1. Es hat zunächst im Ausgangspunkt zutreffend den nach ständiger Rechtsprechung geltenden Maßstab für die Abgrenzung zwischen unbeendetem und beendetem Versuch zugrunde gelegt, der sich nach dem Vorstellungsbild des Täters nach Abschluss der letzten von ihm vorgenommenen Ausführungshandlung, dem sogenannten Rücktrittshorizont, bestimmt (BGH, Beschluss vom 19. Mai 1993 - GSSt 1/93, BGHSt 39, 221, 227; Urteile vom 3. Dezember 1982 - 2 StR 550/82, BGHSt 31, 170, 175; vom 12. November 1987 - 4 StR 541/87, BGHSt 35, 90, 91 f., und vom 2. November 1994 - 2 StR 449/94, BGHSt 40, 304, 306). Entscheidend ist, ob der Täter zu diesem Zeitpunkt den Eintritt des tatbestandsmäßigen Erfolgs für möglich hält. Wenn bei einem Tötungsdelikt der Täter den Eintritt des Todes bereits für möglich hält oder sich keine Vorstellungen über die Folgen seines Tuns macht, liegt demgemäß ein beendeter Tötungsversuch vor; in diesem Fall muss der Täter für einen strafbefreienden Rücktritt vom Versuch den Tod des Opfers durch eigene Rettungsbemühungen verhindern oder sich darum zumindest freiwillig und ernsthaft bemühen.
2. Nach diesem Maßstab versteht sich allerdings der vom Landgericht für seine Rücktrittsprüfung gewählte zeitliche Anknüpfungspunkt nicht von selbst. Denn soweit es auf den letzten Faustschlag des Angeklagten gegen den Kopf der Nebenklägerin als für den Rücktrittshorizont letzte Ausführungshandlung abgestellt hat, fehlt es an einer eindeutigen Beweisgrundlage dafür, dass die Faustschläge (noch) mit Tötungsvorsatz geführt worden sind.
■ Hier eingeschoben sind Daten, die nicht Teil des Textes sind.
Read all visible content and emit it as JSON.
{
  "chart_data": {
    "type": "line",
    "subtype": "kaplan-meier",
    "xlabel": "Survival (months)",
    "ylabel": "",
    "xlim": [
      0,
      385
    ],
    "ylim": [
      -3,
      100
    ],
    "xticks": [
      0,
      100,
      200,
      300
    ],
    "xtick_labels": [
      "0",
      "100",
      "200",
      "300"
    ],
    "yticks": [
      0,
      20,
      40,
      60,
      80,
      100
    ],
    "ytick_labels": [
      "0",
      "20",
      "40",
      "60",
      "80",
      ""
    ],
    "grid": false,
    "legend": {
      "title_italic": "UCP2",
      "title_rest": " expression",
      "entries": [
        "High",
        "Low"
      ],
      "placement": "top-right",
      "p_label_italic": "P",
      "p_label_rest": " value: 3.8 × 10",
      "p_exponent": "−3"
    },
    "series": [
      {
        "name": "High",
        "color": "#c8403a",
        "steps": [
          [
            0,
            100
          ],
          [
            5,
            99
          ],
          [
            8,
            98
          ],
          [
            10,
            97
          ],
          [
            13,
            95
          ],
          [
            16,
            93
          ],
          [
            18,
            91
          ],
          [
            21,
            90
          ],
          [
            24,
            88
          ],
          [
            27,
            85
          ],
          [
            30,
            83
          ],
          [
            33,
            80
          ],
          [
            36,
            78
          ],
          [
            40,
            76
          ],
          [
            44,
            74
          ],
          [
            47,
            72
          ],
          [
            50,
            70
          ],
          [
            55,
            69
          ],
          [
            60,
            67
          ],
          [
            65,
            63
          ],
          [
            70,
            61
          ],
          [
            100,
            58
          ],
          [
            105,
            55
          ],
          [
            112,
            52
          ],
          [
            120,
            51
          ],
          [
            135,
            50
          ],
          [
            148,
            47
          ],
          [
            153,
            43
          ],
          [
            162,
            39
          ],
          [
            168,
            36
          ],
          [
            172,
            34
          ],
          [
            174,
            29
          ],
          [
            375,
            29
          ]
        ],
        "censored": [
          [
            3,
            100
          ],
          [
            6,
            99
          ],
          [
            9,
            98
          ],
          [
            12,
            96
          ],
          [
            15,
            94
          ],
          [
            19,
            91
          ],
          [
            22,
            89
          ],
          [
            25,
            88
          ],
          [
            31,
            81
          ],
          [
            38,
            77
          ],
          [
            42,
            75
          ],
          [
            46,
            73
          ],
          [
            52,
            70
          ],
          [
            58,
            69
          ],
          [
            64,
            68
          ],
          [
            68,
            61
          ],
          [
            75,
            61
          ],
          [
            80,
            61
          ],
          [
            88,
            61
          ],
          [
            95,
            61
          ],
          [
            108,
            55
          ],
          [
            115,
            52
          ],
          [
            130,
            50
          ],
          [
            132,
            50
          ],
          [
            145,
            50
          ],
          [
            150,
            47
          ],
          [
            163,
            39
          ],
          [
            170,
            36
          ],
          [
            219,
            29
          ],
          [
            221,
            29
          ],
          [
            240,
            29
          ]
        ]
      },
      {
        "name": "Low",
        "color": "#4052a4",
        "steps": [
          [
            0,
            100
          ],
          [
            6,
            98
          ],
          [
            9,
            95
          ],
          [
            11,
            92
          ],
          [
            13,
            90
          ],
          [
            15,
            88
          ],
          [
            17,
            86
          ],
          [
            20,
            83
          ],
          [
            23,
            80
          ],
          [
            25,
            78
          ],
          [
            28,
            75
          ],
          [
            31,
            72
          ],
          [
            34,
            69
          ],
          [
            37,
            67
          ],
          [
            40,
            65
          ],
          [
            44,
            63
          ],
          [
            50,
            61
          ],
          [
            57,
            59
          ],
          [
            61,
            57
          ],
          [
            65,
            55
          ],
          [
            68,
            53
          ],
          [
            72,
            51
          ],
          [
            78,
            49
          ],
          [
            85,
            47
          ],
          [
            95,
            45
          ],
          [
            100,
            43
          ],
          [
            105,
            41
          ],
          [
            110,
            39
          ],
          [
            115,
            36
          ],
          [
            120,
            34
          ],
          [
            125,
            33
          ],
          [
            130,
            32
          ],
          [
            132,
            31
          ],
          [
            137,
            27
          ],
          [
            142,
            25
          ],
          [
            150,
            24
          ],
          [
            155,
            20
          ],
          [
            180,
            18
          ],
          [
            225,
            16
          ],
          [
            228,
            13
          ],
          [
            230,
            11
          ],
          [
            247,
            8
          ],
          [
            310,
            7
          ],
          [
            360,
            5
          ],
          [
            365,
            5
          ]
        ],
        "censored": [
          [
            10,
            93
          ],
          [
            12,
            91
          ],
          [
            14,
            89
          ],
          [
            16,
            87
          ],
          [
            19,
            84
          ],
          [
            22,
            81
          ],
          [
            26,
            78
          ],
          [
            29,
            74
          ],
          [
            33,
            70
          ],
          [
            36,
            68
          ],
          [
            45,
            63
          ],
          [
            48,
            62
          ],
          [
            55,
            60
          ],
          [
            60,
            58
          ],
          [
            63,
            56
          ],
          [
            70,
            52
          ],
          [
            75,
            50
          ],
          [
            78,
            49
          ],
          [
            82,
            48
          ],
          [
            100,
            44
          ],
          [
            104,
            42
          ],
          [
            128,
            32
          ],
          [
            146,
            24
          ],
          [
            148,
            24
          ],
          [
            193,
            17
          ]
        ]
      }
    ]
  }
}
In ihrer Beweiswürdigung hat die Schwurgerichtskammer es vielmehr unter Hinweis auf Ergebnisse der Telefonüberwachung, wonach sich das Tatmesser verbogen haben könnte, ausdrücklich nur als „andere Möglichkeit“ betrachtet, dass der Angeklagte „gegebenenfalls auch keinen Sinn mehr darin (sah), mit dem Messer weiter zuzustechen und daher auf Schläge aus(wich)“ (UA S. 34). Naheliegend ist danach, dass die vom Landgericht als „überschießend“ eingestuften Faustschläge das durch die Messerstiche bereits potenziell tödlich getroffene Opfer zusätzlich demütigen und als Ausdruck von Geringschätzung „lediglich“ weiter verletzen sollten, so dass bei einem solchen Geschehensverlauf zunächst der letzte Messerstich die maßgebliche letzte auf einen Tötungserfolg abzielende Tathandlung wäre.
Für ihre Feststellung des Vorstellungsbildes des Angeklagten nach Beendigung seiner verschiedenen Gewalthandlungen hat sich die Schwurgerichtskammer allerdings sowohl in der Beweiswürdigung als auch in der rechtlichen Bewertung entscheidend auf die von ihm erkannte Wirkung der Messerstiche gestützt. Seine schon nach diesen mit Tötungsabsicht gesetzten Stichen entstandene Vorstellung über den zu erwartenden Tötungserfolg hatte sich während seiner weiteren Faustschläge bis zur unmittelbar anschließenden Flucht des Angeklagten vom Tatort nicht mehr verändert. Da es sich bei der Tat nur um ein kurzes, ohne wesentliche Zwischenakte ablaufendes dynamisches Geschehen handelte, hat das Landgericht letztlich mit dem von ihm gewählten zeitlichen Anknüpfungspunkt für seine Rücktrittsprüfung auf das Ende eines potenziellen „Korrekturzeitraums“ abgestellt, in dem eine für die Beurteilung des Rücktrittshorizonts beachtliche Veränderung des Vorstellungsbildes des Täters nach der letzten Tötungshandlung noch möglich gewesen wäre (vgl. BGH, Urteile vom 1. Dezember 2011 - 3 StR 337/11, BGHR StGB § 24 Abs. 1 Satz 1 Versuch, beendeter 14 mwN; vom 8. Mai 2012 - 5 StR 528/11, NStZ 2012, 688, 689, und vom 19. März 2013 - 1 StR 647/12, NStZ-RR 2013, 273, 274; Beschluss vom 23. November 2016 - 4 StR 471/16). Weil eine solche Veränderung hier nicht eingetreten ist, erweist sich die Wertung des Landgerichts, dass der Mordversuch an der Nebenklägerin beendet war, als der Angeklagte von ihr abließ, somit letztlich als zutreffend.